Electronic books have been another series of high hopes that have repeatedly been dashed on the rocks. When I visited Akihabara, Tokyo's geek shopping mall, 15 years ago, giants like Sharp were test-marketing electronic book readers. They came to a sticky end but Western PDA manufacturers still had to sink more investors' money into their own mistakes. Although the trade in Adobe Acrobat books has grown steadily, paper literature sales still hugely outnumber those of electronic books.

Amazon could be about to break the mould with the Kindle electronic reader but I doubt if it will succeed. Not only has it chosen to go boldly where so many have failed but it has also ignored many of the lessons. Pure innovation is insufficient for success, while design and usability are central, and there are only so many early adopters who will make initial sales look impressive.
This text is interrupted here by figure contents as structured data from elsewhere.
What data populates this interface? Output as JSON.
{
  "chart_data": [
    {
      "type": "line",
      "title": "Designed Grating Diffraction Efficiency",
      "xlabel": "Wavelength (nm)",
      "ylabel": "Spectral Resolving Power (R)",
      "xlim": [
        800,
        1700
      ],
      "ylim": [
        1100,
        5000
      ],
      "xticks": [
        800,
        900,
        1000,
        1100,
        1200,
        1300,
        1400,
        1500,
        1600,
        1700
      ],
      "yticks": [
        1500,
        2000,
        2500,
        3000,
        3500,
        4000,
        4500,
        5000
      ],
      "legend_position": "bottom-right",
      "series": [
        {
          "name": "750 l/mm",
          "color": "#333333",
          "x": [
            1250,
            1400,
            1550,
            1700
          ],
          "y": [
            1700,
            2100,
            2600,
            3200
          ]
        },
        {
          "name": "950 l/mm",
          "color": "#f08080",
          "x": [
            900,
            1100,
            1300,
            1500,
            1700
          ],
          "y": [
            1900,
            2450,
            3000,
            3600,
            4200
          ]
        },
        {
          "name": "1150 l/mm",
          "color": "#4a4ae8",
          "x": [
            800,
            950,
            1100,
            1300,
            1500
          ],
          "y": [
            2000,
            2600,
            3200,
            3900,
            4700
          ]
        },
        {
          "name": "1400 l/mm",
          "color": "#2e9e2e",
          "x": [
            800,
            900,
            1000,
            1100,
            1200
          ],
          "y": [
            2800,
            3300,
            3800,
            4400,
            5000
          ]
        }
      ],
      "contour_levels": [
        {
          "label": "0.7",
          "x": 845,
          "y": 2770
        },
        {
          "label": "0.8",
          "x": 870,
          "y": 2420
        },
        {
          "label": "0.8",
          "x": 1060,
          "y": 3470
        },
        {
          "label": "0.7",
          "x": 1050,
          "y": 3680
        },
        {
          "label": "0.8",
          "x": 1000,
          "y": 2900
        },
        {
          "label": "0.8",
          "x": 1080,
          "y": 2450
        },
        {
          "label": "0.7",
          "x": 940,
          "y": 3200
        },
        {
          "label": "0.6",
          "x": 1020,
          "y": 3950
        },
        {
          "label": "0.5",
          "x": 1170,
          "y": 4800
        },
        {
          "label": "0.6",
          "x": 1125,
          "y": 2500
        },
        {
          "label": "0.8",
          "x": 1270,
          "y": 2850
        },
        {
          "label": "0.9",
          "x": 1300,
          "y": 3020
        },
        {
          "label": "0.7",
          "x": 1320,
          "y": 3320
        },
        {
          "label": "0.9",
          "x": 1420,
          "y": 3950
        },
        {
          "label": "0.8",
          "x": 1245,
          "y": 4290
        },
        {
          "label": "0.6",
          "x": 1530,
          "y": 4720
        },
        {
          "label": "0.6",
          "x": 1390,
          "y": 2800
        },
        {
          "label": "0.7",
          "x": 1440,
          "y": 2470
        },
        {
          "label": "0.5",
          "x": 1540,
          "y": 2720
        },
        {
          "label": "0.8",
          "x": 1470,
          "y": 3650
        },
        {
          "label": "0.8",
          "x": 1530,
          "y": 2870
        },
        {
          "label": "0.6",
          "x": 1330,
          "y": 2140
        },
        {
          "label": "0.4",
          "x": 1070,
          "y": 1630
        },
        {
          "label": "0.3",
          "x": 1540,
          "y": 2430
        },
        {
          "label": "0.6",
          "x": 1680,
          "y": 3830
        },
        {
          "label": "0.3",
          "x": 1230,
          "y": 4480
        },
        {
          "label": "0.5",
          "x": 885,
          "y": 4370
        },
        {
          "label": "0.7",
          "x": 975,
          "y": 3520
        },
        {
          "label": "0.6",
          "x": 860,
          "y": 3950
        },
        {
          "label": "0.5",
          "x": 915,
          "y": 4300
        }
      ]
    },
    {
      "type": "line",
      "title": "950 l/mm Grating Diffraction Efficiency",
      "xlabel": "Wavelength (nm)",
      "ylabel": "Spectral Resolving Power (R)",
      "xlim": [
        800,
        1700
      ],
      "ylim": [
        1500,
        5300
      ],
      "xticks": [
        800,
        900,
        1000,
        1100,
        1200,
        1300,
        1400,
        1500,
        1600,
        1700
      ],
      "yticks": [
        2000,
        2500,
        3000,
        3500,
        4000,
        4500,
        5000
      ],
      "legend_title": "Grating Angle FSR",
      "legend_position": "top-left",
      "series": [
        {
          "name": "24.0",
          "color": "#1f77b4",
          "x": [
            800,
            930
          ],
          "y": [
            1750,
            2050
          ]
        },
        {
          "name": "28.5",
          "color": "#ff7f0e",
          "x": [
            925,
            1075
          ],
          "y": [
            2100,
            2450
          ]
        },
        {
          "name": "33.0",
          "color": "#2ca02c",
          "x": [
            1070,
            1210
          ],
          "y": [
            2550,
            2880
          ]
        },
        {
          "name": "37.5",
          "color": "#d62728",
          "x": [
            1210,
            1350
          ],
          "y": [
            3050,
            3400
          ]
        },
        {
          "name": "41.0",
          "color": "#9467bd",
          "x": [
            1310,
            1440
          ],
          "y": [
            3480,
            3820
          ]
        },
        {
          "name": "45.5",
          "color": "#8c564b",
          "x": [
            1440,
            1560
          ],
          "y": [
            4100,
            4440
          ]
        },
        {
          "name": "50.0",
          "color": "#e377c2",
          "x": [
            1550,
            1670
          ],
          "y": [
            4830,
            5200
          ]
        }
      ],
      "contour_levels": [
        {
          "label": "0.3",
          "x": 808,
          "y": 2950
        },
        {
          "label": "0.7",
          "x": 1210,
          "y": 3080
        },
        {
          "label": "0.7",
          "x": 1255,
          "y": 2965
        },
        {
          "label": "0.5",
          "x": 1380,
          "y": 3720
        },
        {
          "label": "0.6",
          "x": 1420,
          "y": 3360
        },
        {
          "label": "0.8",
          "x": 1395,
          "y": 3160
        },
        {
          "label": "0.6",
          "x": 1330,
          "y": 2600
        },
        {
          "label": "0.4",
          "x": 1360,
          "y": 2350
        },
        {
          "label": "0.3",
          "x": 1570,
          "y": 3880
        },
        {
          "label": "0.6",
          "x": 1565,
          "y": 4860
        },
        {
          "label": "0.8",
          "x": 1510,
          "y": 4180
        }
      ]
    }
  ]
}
For most of us printed reading material is flexible and convenient. Thanks to paperbacks, I relived the origins of the universe when sheltering from air raids in the Falklands conflict and, when sledging in the Antarctic, lost myself in the Norwegian countryside of Sigrid Undset's Kristin Lavransdatter. Matching that functionality and breadth of content will be a real challenge for any purveyor.

Another stumbling block is the new approach to copyright that makes buying an electronic book feel like hiring a sunny day, primarily to the benefit of publishers and vendors rather than authors. Some of you will not have paid the cover price of MacUser. Who knows? You could even be in an enlightened and presumably expensive dental surgery. Printed words have few legal restrictions on their loan or resale: much of the charm of books is the ability to buy second-hand or borrow from a friend.

It would be wonderful, not least for countless acres of forest and the future of our planet, if Amazon has struck it right. But for the moment, the Kindle looks like a public prototype in desperate need of a radical rethink and thorough redesign.